Police appointments, postings, and promotions are controlled by state governments and, by default, the political parties that run them. BJP politicians and BJP-affiliated member organisations can use the police to exercise discretion, defining which acts constitute harassment and how harassment is regulated.
The UP police force’s collaboration with all-men Hindu nationalist paramilitary organisations and widespread reports of extra-legal punishment is telling in this regard, as are reports of policing squads engaging in moral policing, cleansing the public sphere of homosexuality, and restricting sexual activity between men and women of different social groups.
Gujarat’s Anti-Romeo squads have been known to arrest both men and women, dubbed “Romeos” and “Juliets.” Romeo and Juliet, after all, are fictional characters from two warring clans who were in a consensual relationship. The names have nothing to do with sexual harassment, understood as a non-consensual act of violence. They have everything to do with sexual relations that violate social boundaries.

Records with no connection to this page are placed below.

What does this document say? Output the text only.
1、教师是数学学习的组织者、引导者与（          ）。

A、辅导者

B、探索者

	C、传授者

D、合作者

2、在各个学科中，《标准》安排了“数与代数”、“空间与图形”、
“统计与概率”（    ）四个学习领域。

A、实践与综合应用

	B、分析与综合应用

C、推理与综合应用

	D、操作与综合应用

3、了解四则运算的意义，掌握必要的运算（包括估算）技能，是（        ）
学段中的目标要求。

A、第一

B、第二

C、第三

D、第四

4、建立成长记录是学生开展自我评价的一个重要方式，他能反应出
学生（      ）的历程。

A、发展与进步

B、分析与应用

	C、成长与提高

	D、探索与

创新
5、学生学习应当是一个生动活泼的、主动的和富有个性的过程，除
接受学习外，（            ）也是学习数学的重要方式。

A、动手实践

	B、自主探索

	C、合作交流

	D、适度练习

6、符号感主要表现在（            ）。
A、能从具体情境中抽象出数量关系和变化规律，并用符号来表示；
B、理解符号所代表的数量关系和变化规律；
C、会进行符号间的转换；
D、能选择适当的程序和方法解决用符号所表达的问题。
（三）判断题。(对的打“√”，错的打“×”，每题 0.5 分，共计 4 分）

By policing street harassment, the BJP can use the guise of legality and a malleable legal institution to reinforce heterosexuality and classed, caste-based, and religious social hierarchies. The party can also draw attention away from violence within homes and workplaces, affirming the sanctity of family life and avoiding the hassle of regulating enclosed spaces.
Finally, the BJP can advance these agendas while appearing to address a real concern: women’s public safety. Street harassment provides the party the perfect umbrella for furthering women’s rights while simultaneously affirming regressive social relations.
Poulami Roychowdhury is the author ofCapable Women, Incapable States: Negotiating Violence and Rights in India (Oxford University Press, 2020). She is an Associate Professor of Sociology at McGill University.